Saya butuh beberapa saat untuk menerima kenyataan bahwa ini adalah kata-kata pertama yang pernah diucapkan oleh ayah saya kepada saya, putrinya yang berusia 69 tahun. Saya pikir saya telah meninggalkan rasa pahit saya, tapi sekarang saya merasakannya di lidah saya.

“Kenapa kamu pergi?” saya menemukan diri saya berteriak.

Keheningan di ruangan itu semakin tebal. Seseorang berseru, “Tidak sopan.”

Saya melihat dua puluh empat pasang mata menatap saya. Drama pribadi saya sendiri, saya sadari, telah menjadi opera sabun, dan saya adalah penjahatnya.

Ayah saya tersenyum tanpa gigi. “Hanya bodoh, mungkin,” katanya sambil tertawa. Dan saya menemukan diri saya ikut tertawa.

Kemudian, saya akan mengetahui bahwa ayah saya pernah menolong persalinan di Huntsville. Para wanita menyukainya. Pada masa kejayaannya, dia adalah pribadi yang lucu, seorang pilot, penari, koki – pusat perhatian di pesta.

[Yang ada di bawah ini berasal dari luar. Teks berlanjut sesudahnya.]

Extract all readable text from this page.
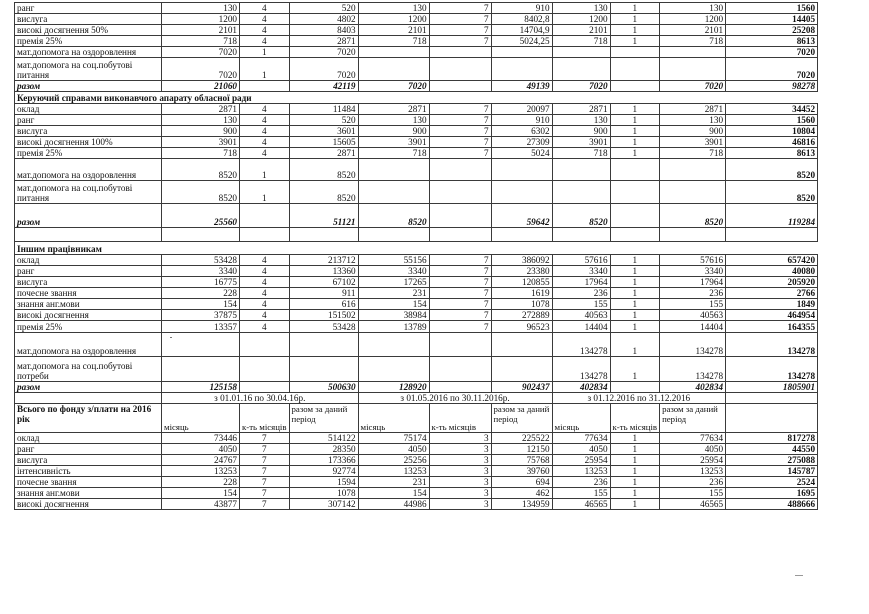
ранг	130	4	520	130	7	910	130	1	130	1560
вислуга	1200	4	4802	1200	7	8402,8	1200	1	1200	14405
високі досягнення 50%	2101	4	8403	2101	7	14704,9	2101	1	2101	25208
премія 25%	718	4	2871	718	7	5024,25	718	1	718	8613
мат.допомога на оздоровлення	7020	1	7020							7020
мат.допомога на соц.побутові питання	7020	1	7020							7020
разом	21060		42119	7020		49139	7020		7020	98278
Керуючий справами виконавчого апарату обласної ради										
оклад	2871	4	11484	2871	7	20097	2871	1	2871	34452
ранг	130	4	520	130	7	910	130	1	130	1560
вислуга	900	4	3601	900	7	6302	900	1	900	10804
високі досягнення 100%	3901	4	15605	3901	7	27309	3901	1	3901	46816
премія 25%	718	4	2871	718	7	5024	718	1	718	8613
мат.допомога на оздоровлення	8520	1	8520							8520
мат.допомога на соц.побутові питання	8520	1	8520							8520
разом	25560		51121	8520		59642	8520		8520	119284

Іншим працівникам										
оклад	53428	4	213712	55156	7	386092	57616	1	57616	657420
ранг	3340	4	13360	3340	7	23380	3340	1	3340	40080
вислуга	16775	4	67102	17265	7	120855	17964	1	17964	205920
почесне звання	228	4	911	231	7	1619	236	1	236	2766
знання анг.мови	154	4	616	154	7	1078	155	1	155	1849
високі досягнення	37875	4	151502	38984	7	272889	40563	1	40563	464954
премія 25%	13357	4	53428	13789	7	96523	14404	1	14404	164355
мат.допомога на оздоровлення							134278	1	134278	134278
мат.допомога на соц.побутові потреби							134278	1	134278	134278
разом	125158		500630	128920		902437	402834		402834	1805901
	з 01.01.16 по 30.04.16р.			з 01.05.2016 по 30.11.2016р.			з 01.12.2016 по 31.12.2016			
Всього по фонду з/плати на 2016 рік	місяць	к-ть місяців	разом за даний період	місяць	к-ть місяців	разом за даний період	місяць	к-ть місяців	разом за даний період	
оклад	73446	7	514122	75174	3	225522	77634	1	77634	817278
ранг	4050	7	28350	4050	3	12150	4050	1	4050	44550
вислуга	24767	7	173366	25256	3	75768	25954	1	25954	275088
інтенсивність	13253	7	92774	13253	3	39760	13253	1	13253	145787
почесне звання	228	7	1594	231	3	694	236	1	236	2524
знання анг.мови	154	7	1078	154	3	462	155	1	155	1695
високі досягнення	43877	7	307142	44986	3	134959	46565	1	46565	488666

Saat pernikahan keduanya, dia menghamili dua wanita lajang, pertama perawat anestesiologinya, lalu resepsionisnya, keduanya telah menyerahkan bayi laki-laki mereka untuk diadopsi, artinya saya memiliki dua saudara laki-laki tiri yang tak pernah saya temui.

Di panti jompo, saya memberi tahu ayah saya bahwa dia memiliki seorang cucu perempuan di Dallas. Dia bertanya tentang ibu saya. Saya memberitahunya bahwa ibu saya meninggal dua dekade yang lalu karena kanker ovarium. Saya juga memberitahunya bahwa ibu saya menjadi gila, bahwa saya harus memasukkannya ke rumah sakit jiwa – satu yang bagus dan pribadi, lalu lembaga negara yang suram – tanpa berdasarkan keinginannya.

Apa yang tidak saya katakan padanya: Saya tahu, sejak awal, bahwa sesuatu telah terjadi pada ibu saya. Sesuatu telah terdengar ‘klik’, mati. Foto-foto lama menunjukkan saya, seorang anak dengan rambut keriting dan wajah bundar memeluk kelinci mainan dua kali ukuran saya saat ibu saya menatap ke kejauhan.

Dia menggelengkan kepala. Lalu dia menggerutu sesuatu.

“Lebih baik kamu datang sebelumnya,” katanya berbisik.

Dia meninggal dua minggu kemudian. Jann menulis bahwa Gereja Episkopal penuh. Saya tidak disebutkan dalam kutipannya.

Minrose Gwin adalah penulis novel “The Accidentals,” “Promise,” dan “The Queen of Palmyra.” Novel berikutnya, “Beautiful Dreamers,” akan segera dirilis musim panas ini.